As Musas Mais Badaladas.
As estrelas preferidas da Patota do Pasquim: Nicole Puzzi, Florinda Bolkan (com sua foto ocupando toda a capa do número 114, além da entrevista de 6 páginas), Adriana Prieto, Odete Lara, Jacqueline Kennedy Onassis, Elke Maravilha, Silvia Amélia, Lucy Mafra (que, completamente nua, concedeu longa entrevista na sala da redação), Kate Lyra, Elis Regina, Elena Andréa, Bruna Lombardi, Fafá de Belém, Cely Campello, Joan Baez, Ângela Diniz, Sônia Braga, Dina Sfat, Marília Pêra, Alcione, Aizita Nascimento, Leiva Cravo, Sandra Bersot, Rita Lee, Maria Bethânia (capa do número 251), Suzaninha, Norma Benguel, Darlene Glória (capa do número 262) e, claro, “As Certinhas do Lalau”, destacando entre elas a Irmã Alvarez e a Anilza Leone. Por mal dos pecados tenho que alinhar aqui, também, os execráveis vilões da época, constantemente desancados pela Patota: Todos (?) os militares do governo absolutista, Nixon, Henri Kissinger, Roberto Campos, Delfin Neto, Pelé, Magalhães Pinto, Wilson Simonal, Flávio Cavalcanti, Roberto Marinho, Golda Meir, Paulo Maluf etc.
Capas Antológicas.
1 – A da notícia do Adeus de Pelé, com a foto do rosto dele – e um dos olhos pingando lágrimas em forma de moedas.
2 – Outra com a manchete: “Medicina Brasileira Está Muito Doente.

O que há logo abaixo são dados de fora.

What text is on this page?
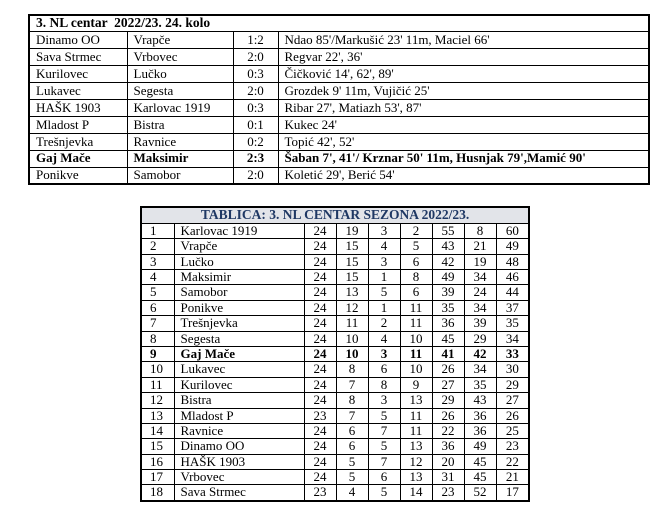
3. NL centar  2022/23. 24. kolo			
Dinamo OO	Vrapče	1:2	Ndao 85'/Markušić 23' 11m, Maciel 66'
Sava Strmec	Vrbovec	2:0	Regvar 22', 36'
Kurilovec	Lučko	0:3	Čičković 14', 62', 89'
Lukavec	Segesta	2:0	Grozdek 9' 11m, Vujičić 25'
HAŠK 1903	Karlovac 1919	0:3	Ribar 27', Matiazh 53', 87'
Mladost P	Bistra	0:1	Kukec 24'
Trešnjevka	Ravnice	0:2	Topić 42', 52'
Gaj Mače	Maksimir	2:3	Šaban 7', 41'/ Krznar 50' 11m, Husnjak 79',Mamić 90'
Ponikve	Samobor	2:0	Koletić 29', Berić 54'
TABLICA: 3. NL CENTAR SEZONA 2022/23.								
1	Karlovac 1919	24	19	3	2	55	8	60
2	Vrapče	24	15	4	5	43	21	49
3	Lučko	24	15	3	6	42	19	48
4	Maksimir	24	15	1	8	49	34	46
5	Samobor	24	13	5	6	39	24	44
6	Ponikve	24	12	1	11	35	34	37
7	Trešnjevka	24	11	2	11	36	39	35
8	Segesta	24	10	4	10	45	29	34
9	Gaj Mače	24	10	3	11	41	42	33
10	Lukavec	24	8	6	10	26	34	30
11	Kurilovec	24	7	8	9	27	35	29
12	Bistra	24	8	3	13	29	43	27
13	Mladost P	23	7	5	11	26	36	26
14	Ravnice	24	6	7	11	22	36	25
15	Dinamo OO	24	6	5	13	36	49	23
16	HAŠK 1903	24	5	7	12	20	45	22
17	Vrbovec	24	5	6	13	31	45	21
18	Sava Strmec	23	4	5	14	23	52	17
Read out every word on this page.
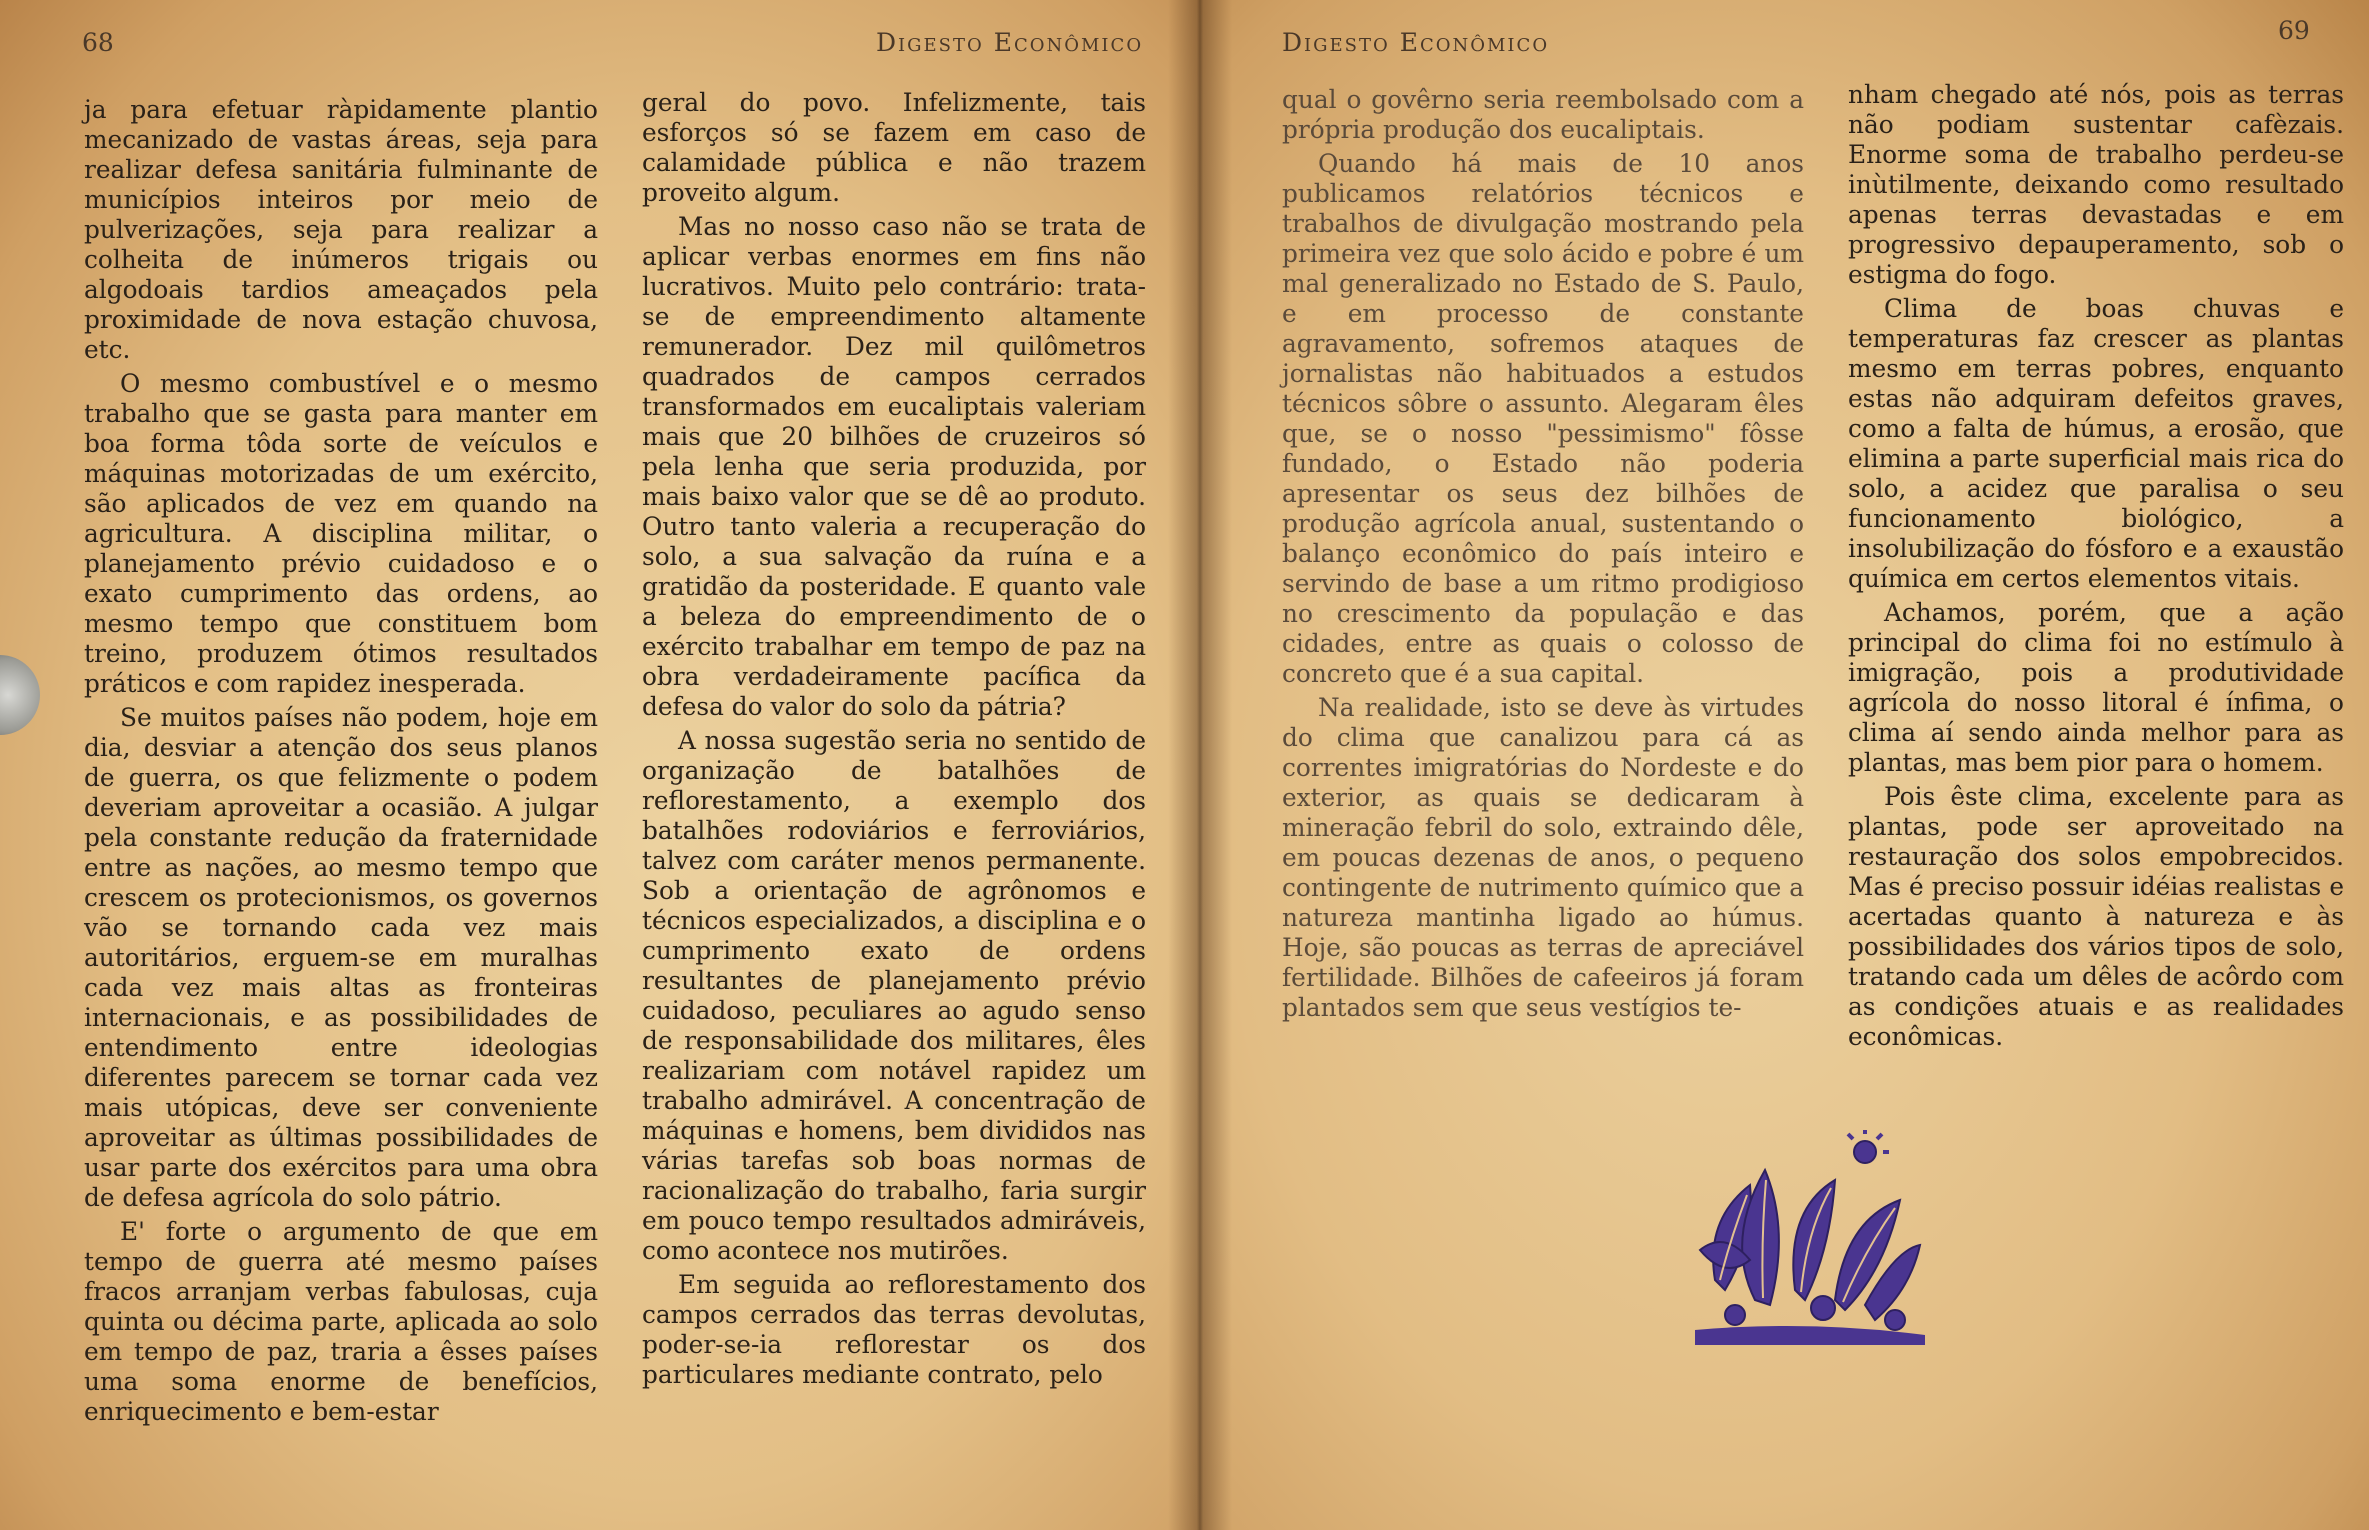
68	Digesto Econômico

ja para efetuar ràpidamente plantio mecanizado de vastas áreas, seja para realizar defesa sanitária fulminante de municípios inteiros por meio de pulverizações, seja para realizar a colheita de inúmeros trigais ou algodoais tardios ameaçados pela proximidade de nova estação chuvosa, etc.

O mesmo combustível e o mesmo trabalho que se gasta para manter em boa forma tôda sorte de veículos e máquinas motorizadas de um exército, são aplicados de vez em quando na agricultura. A disciplina militar, o planejamento prévio cuidadoso e o exato cumprimento das ordens, ao mesmo tempo que constituem bom treino, produzem ótimos resultados práticos e com rapidez inesperada.

Se muitos países não podem, hoje em dia, desviar a atenção dos seus planos de guerra, os que felizmente o podem deveriam aproveitar a ocasião. A julgar pela constante redução da fraternidade entre as nações, ao mesmo tempo que crescem os protecionismos, os governos vão se tornando cada vez mais autoritários, erguem-se em muralhas cada vez mais altas as fronteiras internacionais, e as possibilidades de entendimento entre ideologias diferentes parecem se tornar cada vez mais utópicas, deve ser conveniente aproveitar as últimas possibilidades de usar parte dos exércitos para uma obra de defesa agrícola do solo pátrio.

E' forte o argumento de que em tempo de guerra até mesmo países fracos arranjam verbas fabulosas, cuja quinta ou décima parte, aplicada ao solo em tempo de paz, traria a êsses países uma soma enorme de benefícios, enriquecimento e bem-estar

geral do povo. Infelizmente, tais esforços só se fazem em caso de calamidade pública e não trazem proveito algum.

Mas no nosso caso não se trata de aplicar verbas enormes em fins não lucrativos. Muito pelo contrário: trata-se de empreendimento altamente remunerador. Dez mil quilômetros quadrados de campos cerrados transformados em eucaliptais valeriam mais que 20 bilhões de cruzeiros só pela lenha que seria produzida, por mais baixo valor que se dê ao produto. Outro tanto valeria a recuperação do solo, a sua salvação da ruína e a gratidão da posteridade. E quanto vale a beleza do empreendimento de o exército trabalhar em tempo de paz na obra verdadeiramente pacífica da defesa do valor do solo da pátria?

A nossa sugestão seria no sentido de organização de batalhões de reflorestamento, a exemplo dos batalhões rodoviários e ferroviários, talvez com caráter menos permanente. Sob a orientação de agrônomos e técnicos especializados, a disciplina e o cumprimento exato de ordens resultantes de planejamento prévio cuidadoso, peculiares ao agudo senso de responsabilidade dos militares, êles realizariam com notável rapidez um trabalho admirável. A concentração de máquinas e homens, bem divididos nas várias tarefas sob boas normas de racionalização do trabalho, faria surgir em pouco tempo resultados admiráveis, como acontece nos mutirões.

Em seguida ao reflorestamento dos campos cerrados das terras devolutas, poder-se-ia reflorestar os dos particulares mediante contrato, pelo

Digesto Econômico	69

qual o govêrno seria reembolsado com a própria produção dos eucaliptais.

Quando há mais de 10 anos publicamos relatórios técnicos e trabalhos de divulgação mostrando pela primeira vez que solo ácido e pobre é um mal generalizado no Estado de S. Paulo, e em processo de constante agravamento, sofremos ataques de jornalistas não habituados a estudos técnicos sôbre o assunto. Alegaram êles que, se o nosso "pessimismo" fôsse fundado, o Estado não poderia apresentar os seus dez bilhões de produção agrícola anual, sustentando o balanço econômico do país inteiro e servindo de base a um ritmo prodigioso no crescimento da população e das cidades, entre as quais o colosso de concreto que é a sua capital.

Na realidade, isto se deve às virtudes do clima que canalizou para cá as correntes imigratórias do Nordeste e do exterior, as quais se dedicaram à mineração febril do solo, extraindo dêle, em poucas dezenas de anos, o pequeno contingente de nutrimento químico que a natureza mantinha ligado ao húmus. Hoje, são poucas as terras de apreciável fertilidade. Bilhões de cafeeiros já foram plantados sem que seus vestígios te-

nham chegado até nós, pois as terras não podiam sustentar cafèzais. Enorme soma de trabalho perdeu-se inùtilmente, deixando como resultado apenas terras devastadas e em progressivo depauperamento, sob o estigma do fogo.

Clima de boas chuvas e temperaturas faz crescer as plantas mesmo em terras pobres, enquanto estas não adquiram defeitos graves, como a falta de húmus, a erosão, que elimina a parte superficial mais rica do solo, a acidez que paralisa o seu funcionamento biológico, a insolubilização do fósforo e a exaustão química em certos elementos vitais.

Achamos, porém, que a ação principal do clima foi no estímulo à imigração, pois a produtividade agrícola do nosso litoral é ínfima, o clima aí sendo ainda melhor para as plantas, mas bem pior para o homem.

Pois êste clima, excelente para as plantas, pode ser aproveitado na restauração dos solos empobrecidos. Mas é preciso possuir idéias realistas e acertadas quanto à natureza e às possibilidades dos vários tipos de solo, tratando cada um dêles de acôrdo com as condições atuais e as realidades econômicas.
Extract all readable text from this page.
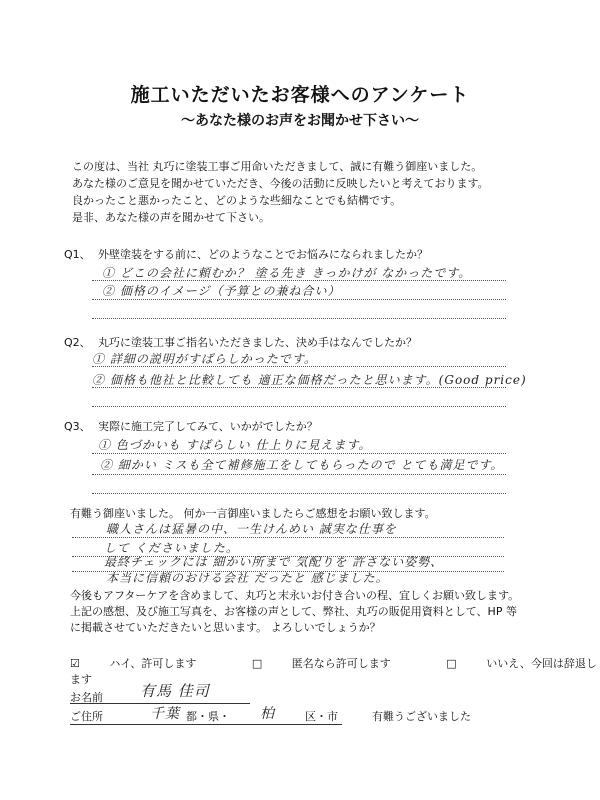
施工いただいたお客様へのアンケート
～あなた様のお声をお聞かせ下さい～
この度は、当社 丸巧に塗装工事ご用命いただきまして、誠に有難う御座いました。
あなた様のご意見を聞かせていただき、今後の活動に反映したいと考えております。
良かったこと悪かったこと、どのような些細なことでも結構です。
是非、あなた様の声を聞かせて下さい。
Q1、 外壁塗装をする前に、どのようなことでお悩みになられましたか？
① どこの会社に頼むか？ 塗る先き きっかけが なかったです。
② 価格のイメージ（予算との兼ね合い）
Q2、 丸巧に塗装工事ご指名いただきました、決め手はなんでしたか？
① 詳細の説明がすばらしかったです。
② 価格も他社と比較しても 適正な価格だったと思います。(Good price)
Q3、 実際に施工完了してみて、いかがでしたか？
① 色づかいも すばらしい 仕上りに見えます。
② 細かい ミスも全て補修施工をしてもらったので とても満足です。
有難う御座いました。 何か一言御座いましたらご感想をお願い致します。
職人さんは猛暑の中、一生けんめい 誠実な仕事を
して くださいました。
最終チェックには 細かい所まで 気配りを 許さない姿勢、
本当に信頼のおける会社 だったと 感じました。
今後もアフターケアを含めまして、丸巧と末永いお付き合いの程、宜しくお願い致します。
上記の感想、及び施工写真を、お客様の声として、弊社、丸巧の販促用資料として、HP 等
に掲載させていただきたいと思います。 よろしいでしょうか？
☑	ハイ、許可します	□	匿名なら許可します	□	いいえ、今回は辞退します
お名前 有馬 佳司
ご住所	千葉 都・県・ 柏	区・市	有難うございました
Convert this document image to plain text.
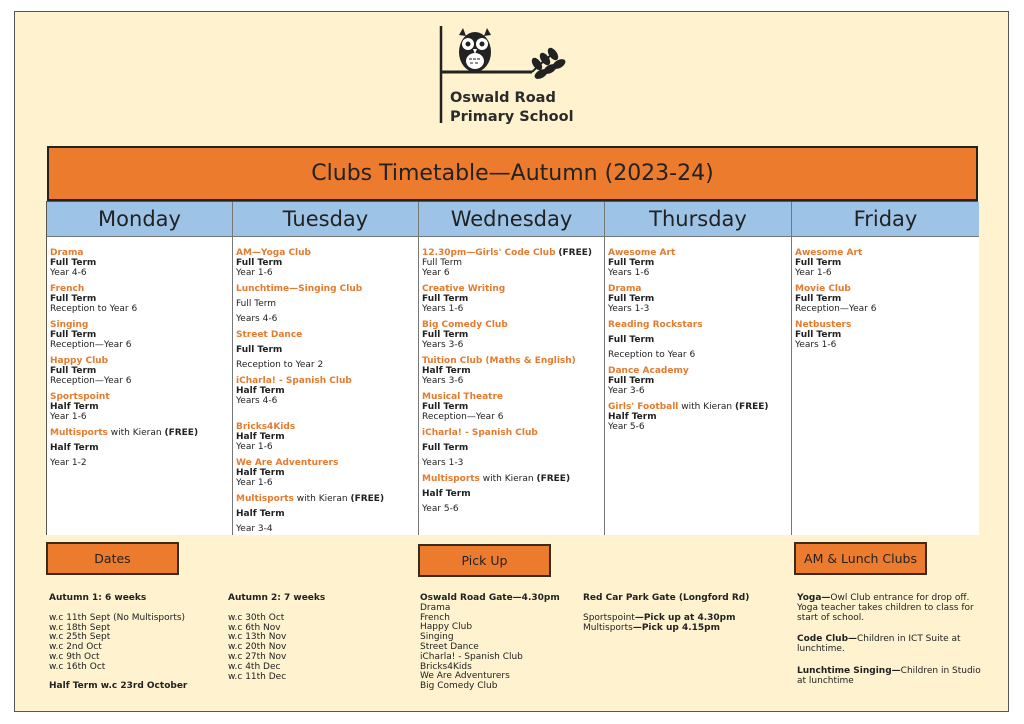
Oswald Road
Primary School
Clubs Timetable—Autumn (2023-24)
Monday
Drama
Full Term
Year 4-6
French
Full Term
Reception to Year 6
Singing
Full Term
Reception—Year 6
Happy Club
Full Term
Reception—Year 6
Sportspoint
Half Term
Year 1-6
Multisports with Kieran (FREE)
Half Term
Year 1-2
Tuesday
AM—Yoga Club
Full Term
Year 1-6
Lunchtime—Singing Club
Full Term
Years 4-6
Street Dance
Full Term
Reception to Year 2
iCharla! - Spanish Club
Half Term
Years 4-6
Bricks4Kids
Half Term
Year 1-6
We Are Adventurers
Half Term
Year 1-6
Multisports with Kieran (FREE)
Half Term
Year 3-4
Wednesday
12.30pm—Girls' Code Club (FREE)
Full Term
Year 6
Creative Writing
Full Term
Years 1-6
Big Comedy Club
Full Term
Years 3-6
Tuition Club (Maths & English)
Half Term
Years 3-6
Musical Theatre
Full Term
Reception—Year 6
iCharla! - Spanish Club
Full Term
Years 1-3
Multisports with Kieran (FREE)
Half Term
Year 5-6
Thursday
Awesome Art
Full Term
Years 1-6
Drama
Full Term
Years 1-3
Reading Rockstars
Full Term
Reception to Year 6
Dance Academy
Full Term
Year 3-6
Girls' Football with Kieran (FREE)
Half Term
Year 5-6
Friday
Awesome Art
Full Term
Year 1-6
Movie Club
Full Term
Reception—Year 6
Netbusters
Full Term
Years 1-6
Dates	Pick Up	AM & Lunch Clubs
Autumn 1: 6 weeks
w.c 11th Sept (No Multisports)
w.c 18th Sept
w.c 25th Sept
w.c 2nd Oct
w.c 9th Oct
w.c 16th Oct
Half Term w.c 23rd October
Autumn 2: 7 weeks
w.c 30th Oct
w.c 6th Nov
w.c 13th Nov
w.c 20th Nov
w.c 27th Nov
w.c 4th Dec
w.c 11th Dec
Oswald Road Gate—4.30pm
Drama
French
Happy Club
Singing
Street Dance
iCharla! - Spanish Club
Bricks4Kids
We Are Adventurers
Big Comedy Club
Red Car Park Gate (Longford Rd)
Sportspoint—Pick up at 4.30pm
Multisports—Pick up 4.15pm

Yoga—Owl Club entrance for drop off. Yoga teacher takes children to class for start of school.

Code Club—Children in ICT Suite at lunchtime.

Lunchtime Singing—Children in Studio at lunchtime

Médicos Torturadores, Racismo, Ganância, A Incrível Corrupção, A Máfia de Branco”.
3 – A da edição número 246, de 25/03/1974, com os dizeres:
“ Nunca É Demais Lembrar:
NÓS
SEMPRE
FOMOS
(um jornal)
PROTESTANTE!!”
4 – Outra capa que fez muito sucesso: um período de três linhas, conforme abaixo (a linha do meio em caracteres minúsculos e as outras, garrafais):
TODO PAULISTA
(que não gosta de mulher)
É BICHA.
(a frase entre parêntesis só ficava legível de muito perto).
5 – A do número que publicou a entrevista com o Tom Jobim consta a chamada em caixa alta, as palavras em cores brancas sobre a superfície negra de uma das perguntas e a respectiva resposta:
“PASQUIM: “Qual a coisa mais importante do mundo para você?”
TOM: “(*) duro.Se eu estivesse compondo a Quinta Sinfonia de Beethoven e ficasse de (*) duro, largava tudo e ia correndo atrás de minha mulher”.
6 – A do número 337, em tipos enormes:
“BAIXOU O ESPÍRITO DO NATAL: O NEGÓCIO É DAR”!
7 – Ferrenha opositora ao regime ditatorial, a Patota fazia o que podia (mais nas entrelinhas, de forma indireta, por causa da tesoura da censura oficial) para criticar a situação abafadíssima da paisagem nacional. No número 78 o mapa do Brasil é estampado em forma de um palhaço com a boca aberta, a cantar:
“Eu vou fazer você ficar louco
Muito louco
dentro de mim!”
A capa remete a uma reportagem da página 4 , intitulada UM PAÍS MUITO LOUCO, estampando nove fotos de pessoas em atitudes escandalosamente neuróticas.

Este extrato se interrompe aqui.